Такое впечатление, что в своей антиеврейской кампании Янушкевич, Ставка уже теряли голову: чего же именно они хотят? И в эти самые страдные боевые недели, когда русские войска изнемогали от отступления без снарядов, – рассылался систематический (удобный лишь для тыловой жизни) «перечень вопросов» к командному составу: накоплять исследовательские данные о «нравственных, боевых, физических качествах евреев-солдат», о взаимоотношении их с местным еврейским населением. И теоретически готовился проект о возможном после войны полном исключении евреев из военной службы.
Не знаем мы и точных цифр выселенных. В «Книге о русском еврействе» читаем, что в апреле 1915 было выселено из Курляндской губернии 40 тыс. евреев, в мае из Ковенской 120 тыс.[1524] Тот же сборник, в другом месте, даёт цифру суммарную по всему времени и вместе с беженцами-евреями – за 250 тыс.[1525], тогда на всех выселенных вряд ли придётся больше половины того. – Уже после революции в «Новом времени» было сообщение, что в результате эвакуации всех галицийских жителей рассеяно по России 25 тысяч, из них евреев около 1 тысячи[1526]. (Это – уже неправдоподобно малые цифры.)

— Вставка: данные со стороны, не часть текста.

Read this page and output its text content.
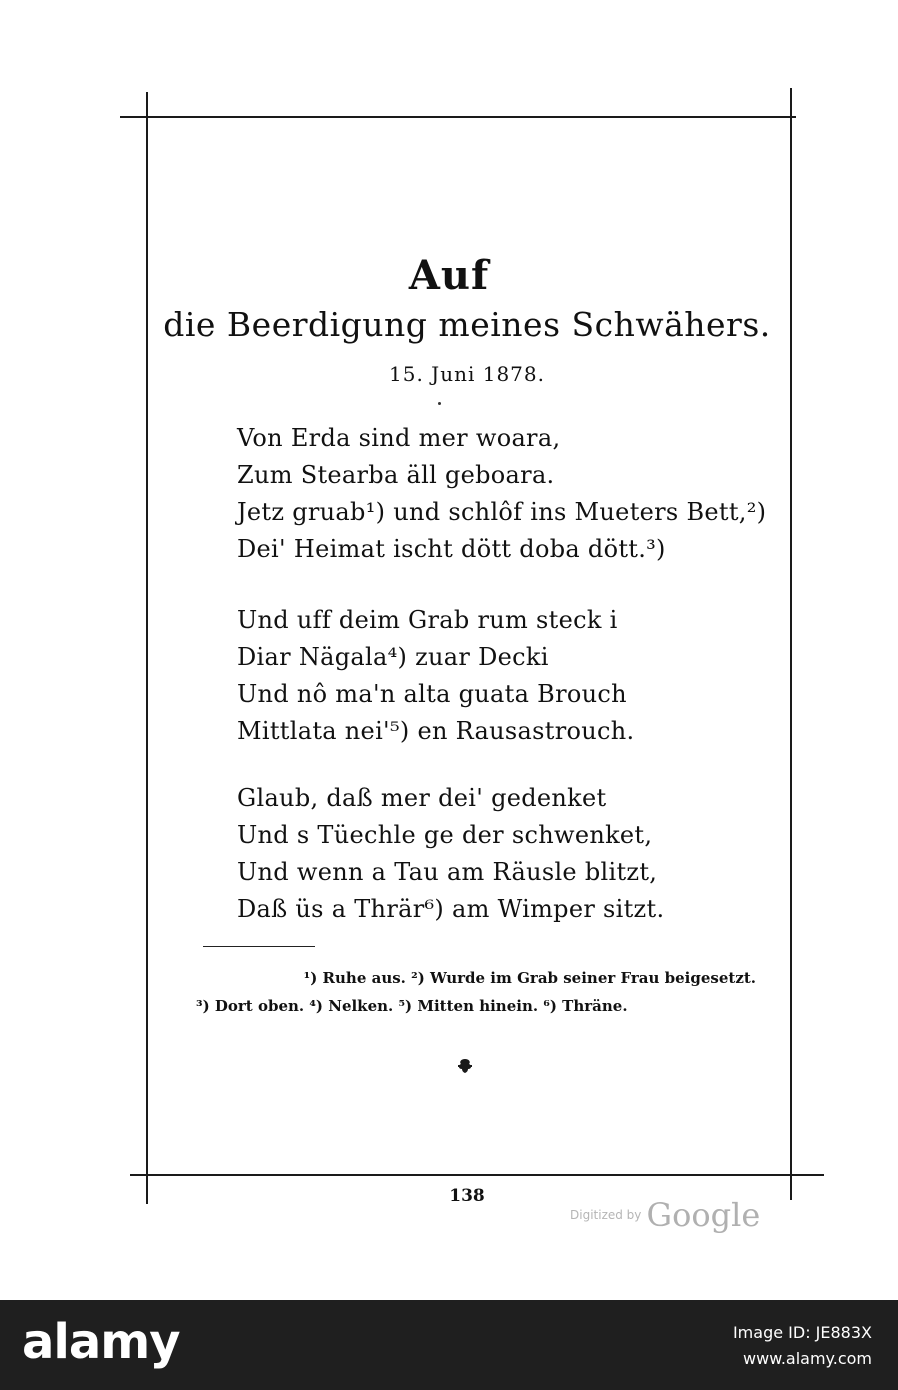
Auf
die Beerdigung meines Schwähers.
15. Juni 1878.
Von Erda sind mer woara,
Zum Stearba äll geboara.
Jetz gruab¹) und schlôf ins Mueters Bett,²)
Dei' Heimat ischt dött doba dött.³)
Und uff deim Grab rum steck i
Diar Nägala⁴) zuar Decki
Und nô ma'n alta guata Brouch
Mittlata nei'⁵) en Rausastrouch.
Glaub, daß mer dei' gedenket
Und s Tüechle ge der schwenket,
Und wenn a Tau am Räusle blitzt,
Daß üs a Thrär⁶) am Wimper sitzt.
¹) Ruhe aus. ²) Wurde im Grab seiner Frau beigesetzt.
³) Dort oben. ⁴) Nelken. ⁵) Mitten hinein. ⁶) Thräne.
138
Digitized by Google
alamy	Image ID: JE883X
www.alamy.com
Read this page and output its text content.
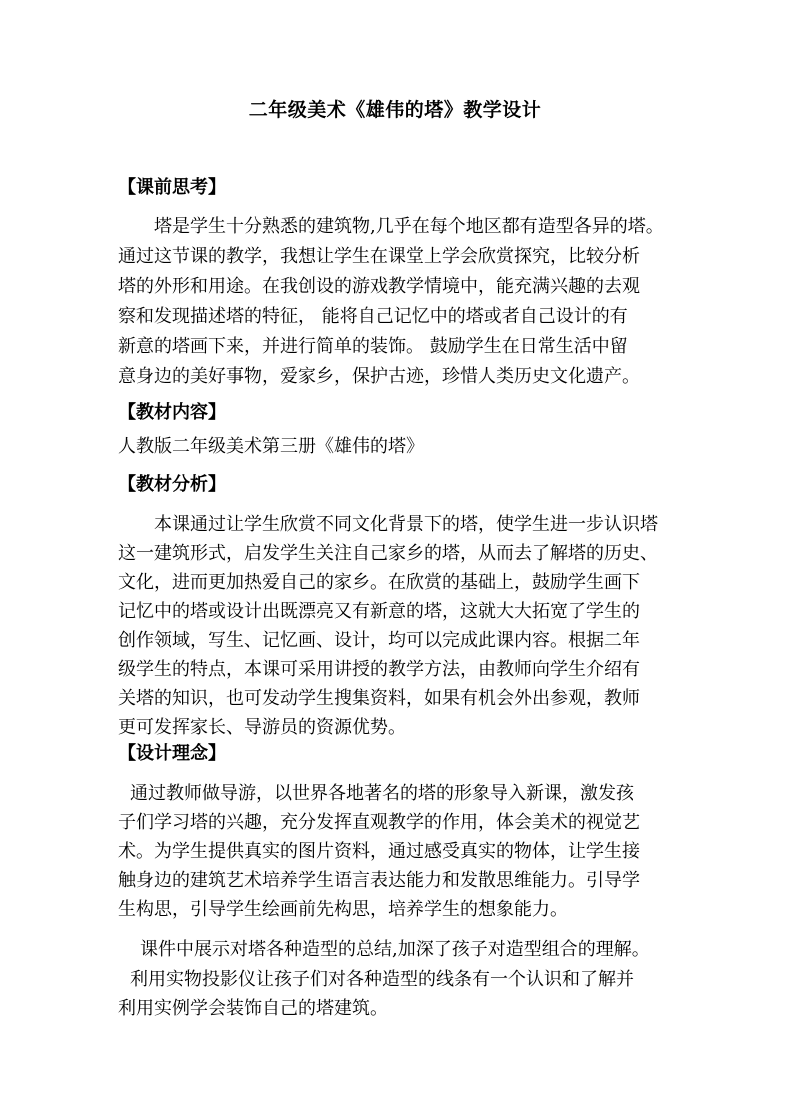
二年级美术《雄伟的塔》教学设计
【课前思考】
塔是学生十分熟悉的建筑物,几乎在每个地区都有造型各异的塔。
通过这节课的教学，我想让学生在课堂上学会欣赏探究，比较分析
塔的外形和用途。在我创设的游戏教学情境中，能充满兴趣的去观
察和发现描述塔的特征， 能将自己记忆中的塔或者自己设计的有
新意的塔画下来，并进行简单的装饰。 鼓励学生在日常生活中留
意身边的美好事物，爱家乡，保护古迹，珍惜人类历史文化遗产。
【教材内容】
人教版二年级美术第三册《雄伟的塔》
【教材分析】
本课通过让学生欣赏不同文化背景下的塔，使学生进一步认识塔
这一建筑形式，启发学生关注自己家乡的塔，从而去了解塔的历史、
文化，进而更加热爱自己的家乡。在欣赏的基础上，鼓励学生画下
记忆中的塔或设计出既漂亮又有新意的塔，这就大大拓宽了学生的
创作领域，写生、记忆画、设计，均可以完成此课内容。根据二年
级学生的特点，本课可采用讲授的教学方法，由教师向学生介绍有
关塔的知识，也可发动学生搜集资料，如果有机会外出参观，教师
更可发挥家长、导游员的资源优势。
【设计理念】
通过教师做导游，以世界各地著名的塔的形象导入新课，激发孩
子们学习塔的兴趣，充分发挥直观教学的作用，体会美术的视觉艺
术。为学生提供真实的图片资料，通过感受真实的物体，让学生接
触身边的建筑艺术培养学生语言表达能力和发散思维能力。引导学
生构思，引导学生绘画前先构思，培养学生的想象能力。
课件中展示对塔各种造型的总结,加深了孩子对造型组合的理解。
利用实物投影仪让孩子们对各种造型的线条有一个认识和了解并
利用实例学会装饰自己的塔建筑。
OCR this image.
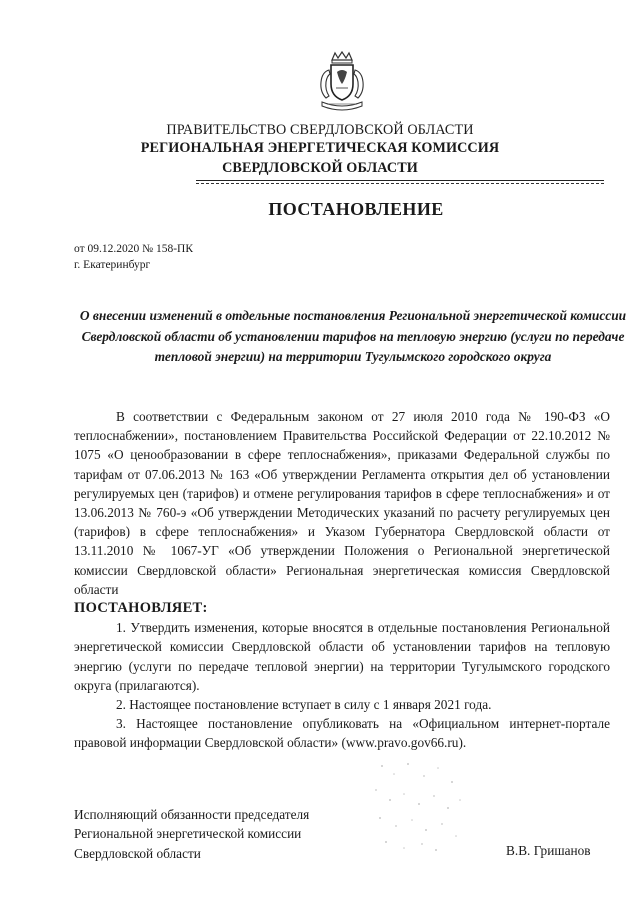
ПРАВИТЕЛЬСТВО СВЕРДЛОВСКОЙ ОБЛАСТИ
РЕГИОНАЛЬНАЯ ЭНЕРГЕТИЧЕСКАЯ КОМИССИЯ
СВЕРДЛОВСКОЙ ОБЛАСТИ
ПОСТАНОВЛЕНИЕ
от 09.12.2020 № 158-ПК
г. Екатеринбург
О внесении изменений в отдельные постановления Региональной энергетической комиссии Свердловской области об установлении тарифов на тепловую энергию (услуги по передаче тепловой энергии) на территории Тугулымского городского округа

В соответствии с Федеральным законом от 27 июля 2010 года № 190-ФЗ «О теплоснабжении», постановлением Правительства Российской Федерации от 22.10.2012 № 1075 «О ценообразовании в сфере теплоснабжения», приказами Федеральной службы по тарифам от 07.06.2013 № 163 «Об утверждении Регламента открытия дел об установлении регулируемых цен (тарифов) и отмене регулирования тарифов в сфере теплоснабжения» и от 13.06.2013 № 760-э «Об утверждении Методических указаний по расчету регулируемых цен (тарифов) в сфере теплоснабжения» и Указом Губернатора Свердловской области от 13.11.2010 № 1067-УГ «Об утверждении Положения о Региональной энергетической комиссии Свердловской области» Региональная энергетическая комиссия Свердловской области

ПОСТАНОВЛЯЕТ:

1. Утвердить изменения, которые вносятся в отдельные постановления Региональной энергетической комиссии Свердловской области об установлении тарифов на тепловую энергию (услуги по передаче тепловой энергии) на территории Тугулымского городского округа (прилагаются).

2. Настоящее постановление вступает в силу с 1 января 2021 года.

3. Настоящее постановление опубликовать на «Официальном интернет-портале правовой информации Свердловской области» (www.pravo.gov66.ru).

Исполняющий обязанности председателя
Региональной энергетической комиссии
Свердловской области	В.В. Гришанов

10–11 мая 1915 был издан приказ остановить выселения, и они прекратились. Жаботинский в итоге называл это выселение евреев из прифронтовой полосы в 1915 «катастрофой, кажется, безпримерной со времён Фердинанда и Изабеллы» испанских в XV веке[1527]. Но не жест ли Истории, что это массовое выселение – и само оно, и возмущённая на него реакция – послужили реальному и желанному уничтожению черты оседлости?
Привременно отозвался Леонид Андреев: «наше пресловутое „варварство“, в котором обвиняют нас… всё целиком и исключительно основано на нашем еврейском вопросе и его кровавых эксцессах»[1528].
Выселения евреев получили огласку всемирную. И петербургские еврейские правозащитники во время войны передавали сведения в Европу о положении евреев, «особенно проявил свою неутомимую деятельность Александр Исаевич Браудо»[1529]. А. Г. Шляпников рассказывает, что и от Горького получал документы о преследовании евреев в России, отвёз их в Америку. Такие сведения быстро и сильно отзывались в Европе и в Штатах и вызывали там высокую волну негодования.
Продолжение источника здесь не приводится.